Он загорелся, любой бы там загорелся, даже пресыщенный Зевс, и сказал задрожавшим голосом:

— Давай, сделаем это на леднике, вон на том висячем леднике, я согласен быть снизу, — засмеялся шутке Миша, — или нет, не на леднике, а в ледниковой трещине, я же рассказывал, как в них остро течет жизнь, как жарко сердце отбивает каждый следующий, может быть, последний удар.

* * *

Я сидел напрягшись. Жизнь моя между Сциллой хорошеющей на глазах Надежды и Харибдой ее нравственного увечья текла умопомрачительно. Как когда-то… Мне вспомнилась хорошая девушка, пристально кареглазая научная сотрудница Маша… Маша, Машенька… Нет, с Машей было в Приморье, на берегу бесившегося от ревности моря, на Ягнобе была очаровательно косившая технолог Клара или учительница Татьяна с родинкой под мышкой, одна за другой работавшие в моем отряде коллекторами. Да, это была пылкая Татьяна, со сдержанной Кларой трагического финала не случилось бы…

* * *

— О, господи, как сладостно было слышать это! — прервала мои реминесценции Надежда, без сомнения, унесшаяся помутневшим рассудком туда, на далекий алтайский перевал. — Я набросилась на него, мне нужно было почувствовать его родное здоровое тело; оно, ринувшись мне навстречу, не удержало машины, она соскользнула с дороги…

Поняв, что не контролирует ситуацию, Миша обнял меня, стараясь уберечь от ударов. Летели мы кувырком метров пятьдесят, потом я потеряла сознание. Когда очнулась, увидела его лицо… Ты не поверишь, оно ободряюще улыбалось! Машина всмятку, самостоятельно не выбраться, везде кровь, все болит, и эта улыбка! Представляешь, он обнимал меня, и улыбался. Я закричала, задергалась, попыталась оттолкнуть его — ведь ясно, что конец, никто не видел падения машины, и мы умрем от голода, истечем кровью или замерзнем ночью — а он смеялся. От моих движений машина закачалась, он перестал смеяться, кажется, даже побледнел. До сих пор помню, как укоризненно качались горы в смятом оконном проеме, как прямые солнечные лучи то слепили глаза, то, уходя в сторону, оставляли нас в сумраке нашей железной могилы. Когда машина перестала качаться, Миша прижался ко мне и сказал:

— Теперь ты понимаешь, в каком мы положении? Даже легкий порыв ветра может сбросить нас в пропасть, ты видела ее снизу…

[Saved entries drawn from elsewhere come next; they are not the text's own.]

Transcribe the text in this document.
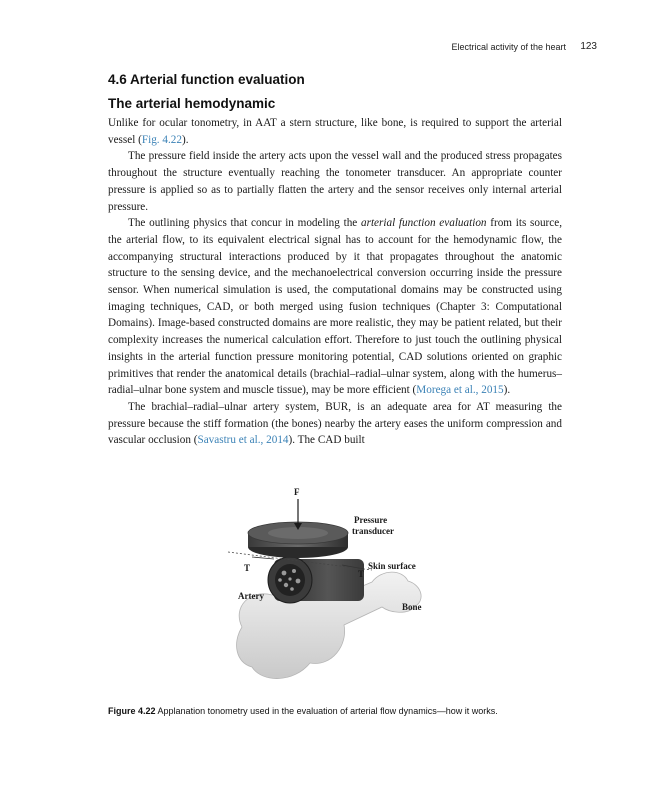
Electrical activity of the heart 123
4.6 Arterial function evaluation
The arterial hemodynamic

Unlike for ocular tonometry, in AAT a stern structure, like bone, is required to support the arterial vessel (Fig. 4.22).

The pressure field inside the artery acts upon the vessel wall and the produced stress propagates throughout the structure eventually reaching the tonometer transducer. An appropriate counter pressure is applied so as to partially flatten the artery and the sensor receives only internal arterial pressure.

The outlining physics that concur in modeling the arterial function evaluation from its source, the arterial flow, to its equivalent electrical signal has to account for the hemodynamic flow, the accompanying structural interactions produced by it that propagates throughout the anatomic structure to the sensing device, and the mechanoelectrical conversion occurring inside the pressure sensor. When numerical simulation is used, the computational domains may be constructed using imaging techniques, CAD, or both merged using fusion techniques (Chapter 3: Computational Domains). Image-based constructed domains are more realistic, they may be patient related, but their complexity increases the numerical calculation effort. Therefore to just touch the outlining physical insights in the arterial function pressure monitoring potential, CAD solutions oriented on graphic primitives that render the anatomical details (brachial–radial–ulnar system, along with the humerus–radial–ulnar bone system and muscle tissue), may be more efficient (Morega et al., 2015).

The brachial–radial–ulnar artery system, BUR, is an adequate area for AT measuring the pressure because the stiff formation (the bones) nearby the artery eases the uniform compression and vascular occlusion (Savastru et al., 2014). The CAD built

F
Pressure
transducer
Skin surface
T
T
Artery
Bone
Figure 4.22 Applanation tonometry used in the evaluation of arterial flow dynamics—how it works.
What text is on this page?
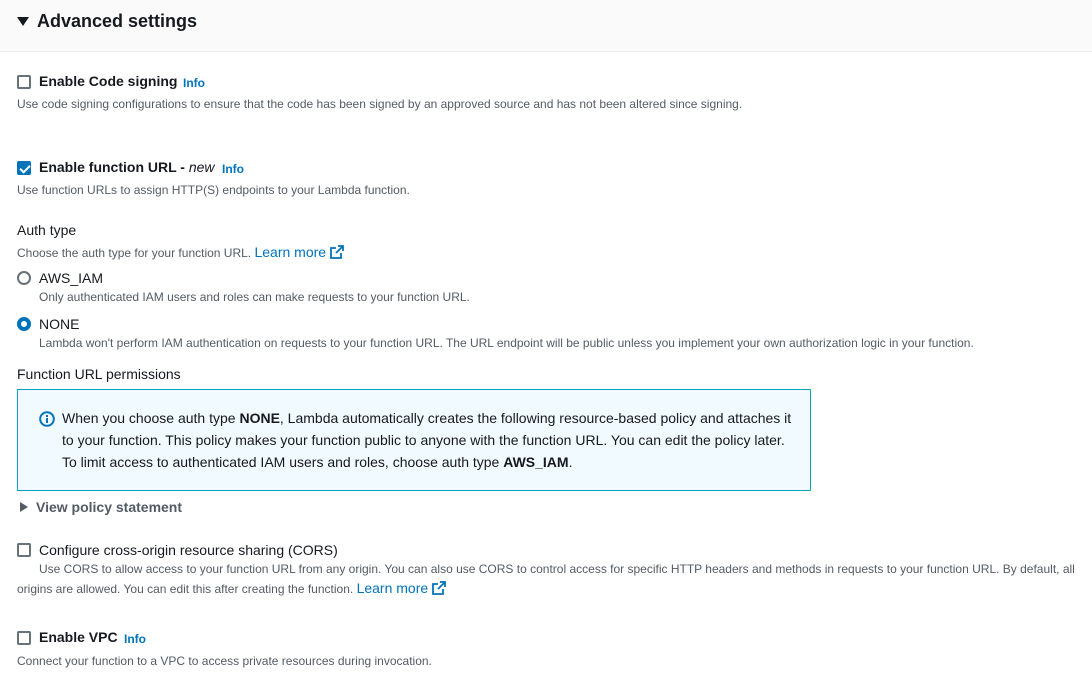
Advanced settings
Enable Code signing Info
Use code signing configurations to ensure that the code has been signed by an approved source and has not been altered since signing.
Enable function URL - new Info
Use function URLs to assign HTTP(S) endpoints to your Lambda function.
Auth type
Choose the auth type for your function URL. Learn more
AWS_IAM
Only authenticated IAM users and roles can make requests to your function URL.
NONE
Lambda won't perform IAM authentication on requests to your function URL. The URL endpoint will be public unless you implement your own authorization logic in your function.
Function URL permissions
When you choose auth type NONE, Lambda automatically creates the following resource-based policy and attaches it to your function. This policy makes your function public to anyone with the function URL. You can edit the policy later. To limit access to authenticated IAM users and roles, choose auth type AWS_IAM.
View policy statement
Configure cross-origin resource sharing (CORS)
Use CORS to allow access to your function URL from any origin. You can also use CORS to control access for specific HTTP headers and methods in requests to your function URL. By default, all
origins are allowed. You can edit this after creating the function. Learn more
Enable VPC Info
Connect your function to a VPC to access private resources during invocation.
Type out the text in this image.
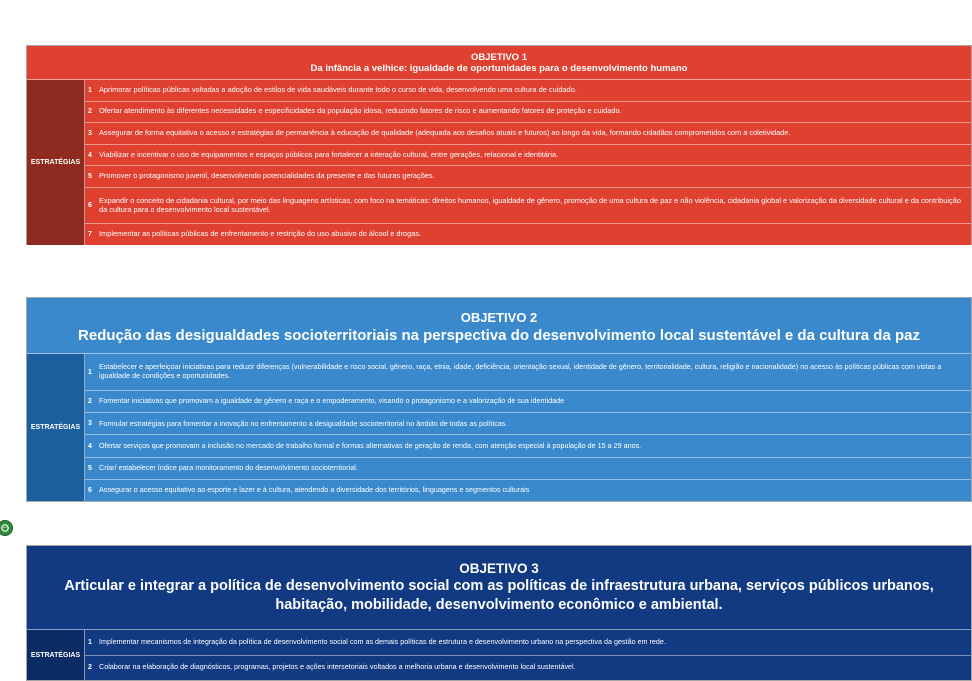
OBJETIVO 1
Da infância a velhice: igualdade de oportunidades para o desenvolvimento humano
ESTRATÉGIAS
1 Aprimorar políticas públicas voltadas a adoção de estilos de vida saudáveis durante todo o curso de vida, desenvolvendo uma cultura de cuidado.
2 Ofertar atendimento às diferentes necessidades e especificidades da população idosa, reduzindo fatores de risco e aumentando fatores de proteção e cuidado.
3 Assegurar de forma equitativa o acesso e estratégias de permanência à educação de qualidade (adequada aos desafios atuais e futuros) ao longo da vida, formando cidadãos comprometidos com a coletividade.
4 Viabilizar e incentivar o uso de equipamentos e espaços públicos para fortalecer a interação cultural, entre gerações, relacional e identitária.
5 Promover o protagonismo juvenil, desenvolvendo potencialidades da presente e das futuras gerações.
6
Expandir o conceito de cidadania cultural, por meio das linguagens artísticas, com foco na temáticas: direitos humanos, igualdade de gênero, promoção de uma cultura de paz e não violência, cidadania global e valorização da diversidade cultural e da contribuição da cultura para o desenvolvimento local sustentável.
7 Implementar as políticas públicas de enfrentamento e restrição do uso abusivo do álcool e drogas.
OBJETIVO 2
Redução das desigualdades socioterritoriais na perspectiva do desenvolvimento local sustentável e da cultura da paz
ESTRATÉGIAS
1
Estabelecer e aperfeiçoar iniciativas para reduzir diferenças (vulnerabilidade e risco social, gênero, raça, etnia, idade, deficiência, orientação sexual, identidade de gênero, territorialidade, cultura, religião e nacionalidade) no acesso às políticas públicas com vistas a igualdade de condições e oportunidades.
2 Fomentar iniciativas que promovam a igualdade de gênero e raça e o empoderamento, visando o protagonismo e a valorização de sua identidade
3 Formular estratégias para fomentar a inovação no enfrentamento a desigualdade socioterritorial no âmbito de todas as políticas.
4 Ofertar serviços que promovam a inclusão no mercado de trabalho formal e formas alternativas de geração de renda, com atenção especial à população de 15 a 29 anos.
5 Criar/ estabelecer índice para monitoramento do desenvolvimento socioterritorial.
6 Assegurar o acesso equitativo ao esporte e lazer e à cultura, atendendo a diversidade dos territórios, linguagens e segmentos culturais
OBJETIVO 3
Articular e integrar a política de desenvolvimento social com as políticas de infraestrutura urbana, serviços públicos urbanos, habitação, mobilidade, desenvolvimento econômico e ambiental.
ESTRATÉGIAS
1 Implementar mecanismos de integração da política de desenvolvimento social com as demais políticas de estrutura e desenvolvimento urbano na perspectiva da gestão em rede.
2 Colaborar na elaboração de diagnósticos, programas, projetos e ações intersetoriais voltados a melhoria urbana e desenvolvimento local sustentável.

— Значит все? Мы погибнем?! — заплакала я. Машина скользнула вниз еще на несколько сантиметров.

— Почему, милая?! Почему ты думаешь об этом, а не о том, что судьба нам предоставила случай вознестись на самую вершину чувственной любви, пусть предсмертную вершину?

— Ты с ума сошел!

— Почему сошел? Ты считаешь, что у нас есть альтернатива?

Я подумала и сказала:

— Да есть. Медленная смерть… ссоры, ненависть, если умирание затянется. И боль, боль, боль…

— Ты умница! У нас с тобой есть несколько часов жизни, и мне кажется, что они будут стоить тысячелетий. Будут стоить, если мы забудем обо всем на свете кроме любви.

Ты только представь нас… — увидела меня Надежда помутившимися глазами. — Кругом клетка из искореженного железа, смертельное ее покачивание… И наши загоревшиеся глаза… Я обо всем забыла, одна только мысль — практичная и серая, как мышь — осталась в голове:

— У нас несколько часов, целых несколько часов, хватит ли его? Ведь всю прошедшую неделю мы только этим и занимались?

Он легко прочитал эту мысль и сказал нараспев — у него был глубокий лирический баритон, достававший до сердца, сказал примерно следующее:

— Я рассчитывал прожить еще двадцать лет, прожить полнокровной жизнью… И потому сейчас в моем распоряжении силы и страсть двадцати лет жизни. И три килограмма колбасы с орехами в бардачке, так что, милая, обо мне не беспокойся.

Смех и грех, да? Он всегда шутил… При любых обстоятельствах. Улыбнувшись, я обняла его, он принял мои объятия, впился в губы. И тут же все вокруг изменилось — я уже не видела искореженной машины, не чувствовала как битое стекло впивается в кожу, забыла, что бездонная пропасть зияет всего в нескольких метрах от нас… Это такое чувство… Оно все объяло, все поглотило, чтобы родить взамен чудесный цветок — нашу любовь. Мы оба знали, чувствовали своими существами, что этот цветок раскрылся на мгновение, чтобы оплодотворить своей пыльцой всю Вселенную, оплодотворить, чтобы она возрождалась и жила вечно. И этот туман, эта божественная пыльца, пропитала каждую нашу клеточку, и мы стали вечными, мы перестали не только бояться смерти, но и знать ее…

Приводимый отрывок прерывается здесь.